Bath woman, 95, 'owes her life' to Kindertransport after family killed in Holocaust

  • Watch Richard Payne's interview with Friedel Hollis


A 95-year-old care home resident from Bath says she 'owes her life' to Kindertransport after escaping Germany in the Second World War.

Friedel Hollis, who lives at the Midford Manor Care Home, managed to avoid being sent to a concentration camp after being put on a train out of the country like thousands of other Jewish children when she was 10-years-old.

She would never see or hear from her parents and sister again. Later discovering what she feared, that they had perished in the Nazi's concentration camps.

She told ITV News West Country she felt like her family knew they may never see her again.

Friedel was moved to Horfield in Bristol where Maurice and Hazel Clayton paid a £50 deposit to take her in.

"Oh they did know, I think they did know because things had moved very fast from the time that war broke out.

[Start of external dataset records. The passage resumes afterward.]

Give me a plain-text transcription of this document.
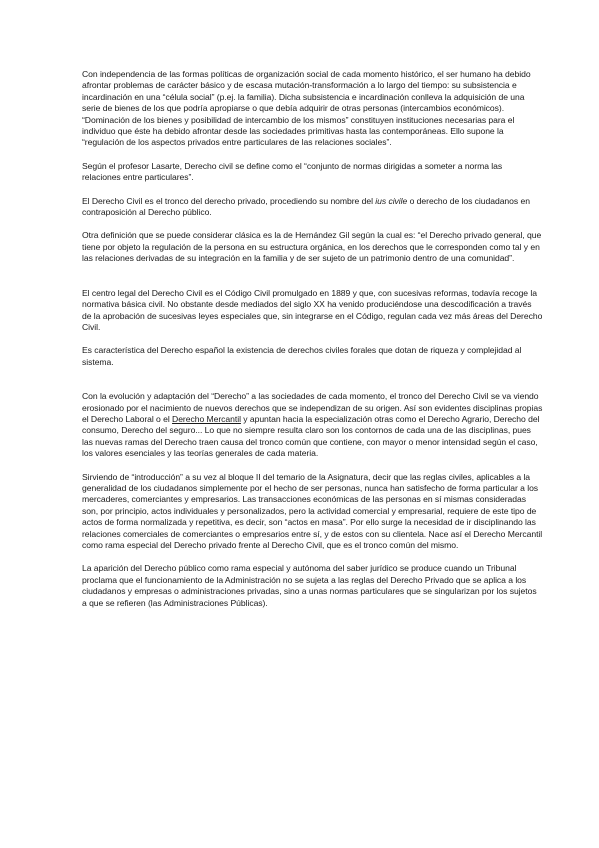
Con independencia de las formas políticas de organización social de cada momento histórico, el ser humano ha debido afrontar problemas de carácter básico y de escasa mutación-transformación a lo largo del tiempo: su subsistencia e incardinación en una “célula social” (p.ej. la familia). Dicha subsistencia e incardinación conlleva la adquisición de una serie de bienes de los que podría apropiarse o que debía adquirir de otras personas (intercambios económicos). “Dominación de los bienes y posibilidad de intercambio de los mismos” constituyen instituciones necesarias para el individuo que éste ha debido afrontar desde las sociedades primitivas hasta las contemporáneas. Ello supone la “regulación de los aspectos privados entre particulares de las relaciones sociales”.

Según el profesor Lasarte, Derecho civil se define como el “conjunto de normas dirigidas a someter a norma las relaciones entre particulares”.

El Derecho Civil es el tronco del derecho privado, procediendo su nombre del ius civile o derecho de los ciudadanos en contraposición al Derecho público.

Otra definición que se puede considerar clásica es la de Hernández Gil según la cual es: “el Derecho privado general, que tiene por objeto la regulación de la persona en su estructura orgánica, en los derechos que le corresponden como tal y en las relaciones derivadas de su integración en la familia y de ser sujeto de un patrimonio dentro de una comunidad”.

El centro legal del Derecho Civil es el Código Civil promulgado en 1889 y que, con sucesivas reformas, todavía recoge la normativa básica civil. No obstante desde mediados del siglo XX ha venido produciéndose una descodificación a través de la aprobación de sucesivas leyes especiales que, sin integrarse en el Código, regulan cada vez más áreas del Derecho Civil.

Es característica del Derecho español la existencia de derechos civiles forales que dotan de riqueza y complejidad al sistema.

Con la evolución y adaptación del “Derecho” a las sociedades de cada momento, el tronco del Derecho Civil se va viendo erosionado por el nacimiento de nuevos derechos que se independizan de su origen. Así son evidentes disciplinas propias el Derecho Laboral o el Derecho Mercantil y apuntan hacia la especialización otras como el Derecho Agrario, Derecho del consumo, Derecho del seguro... Lo que no siempre resulta claro son los contornos de cada una de las disciplinas, pues las nuevas ramas del Derecho traen causa del tronco común que contiene, con mayor o menor intensidad según el caso, los valores esenciales y las teorías generales de cada materia.

Sirviendo de “introducción” a su vez al bloque II del temario de la Asignatura, decir que las reglas civiles, aplicables a la generalidad de los ciudadanos simplemente por el hecho de ser personas, nunca han satisfecho de forma particular a los mercaderes, comerciantes y empresarios. Las transacciones económicas de las personas en sí mismas consideradas son, por principio, actos individuales y personalizados, pero la actividad comercial y empresarial, requiere de este tipo de actos de forma normalizada y repetitiva, es decir, son “actos en masa”. Por ello surge la necesidad de ir disciplinando las relaciones comerciales de comerciantes o empresarios entre sí, y de estos con su clientela. Nace así el Derecho Mercantil como rama especial del Derecho privado frente al Derecho Civil, que es el tronco común del mismo.

La aparición del Derecho público como rama especial y autónoma del saber jurídico se produce cuando un Tribunal proclama que el funcionamiento de la Administración no se sujeta a las reglas del Derecho Privado que se aplica a los ciudadanos y empresas o administraciones privadas, sino a unas normas particulares que se singularizan por los sujetos a que se refieren (las Administraciones Públicas).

She says she had no choice but to adapt to the change.

"We were sufficiently loving and geared to change and falling in with other peoples plans."

Friedel was moved to Horfield in Bristol where Maurice and Hazel Clayton paid a £50 deposit - as much as a year's rent - to take in Friedel in July 1939.

She stayed in England, went on to get married, had four children and, after gaining a university degree, became a social worker.

She now has seven grandchildren and 14 great-grandchildren and has written a memoir to tell her story.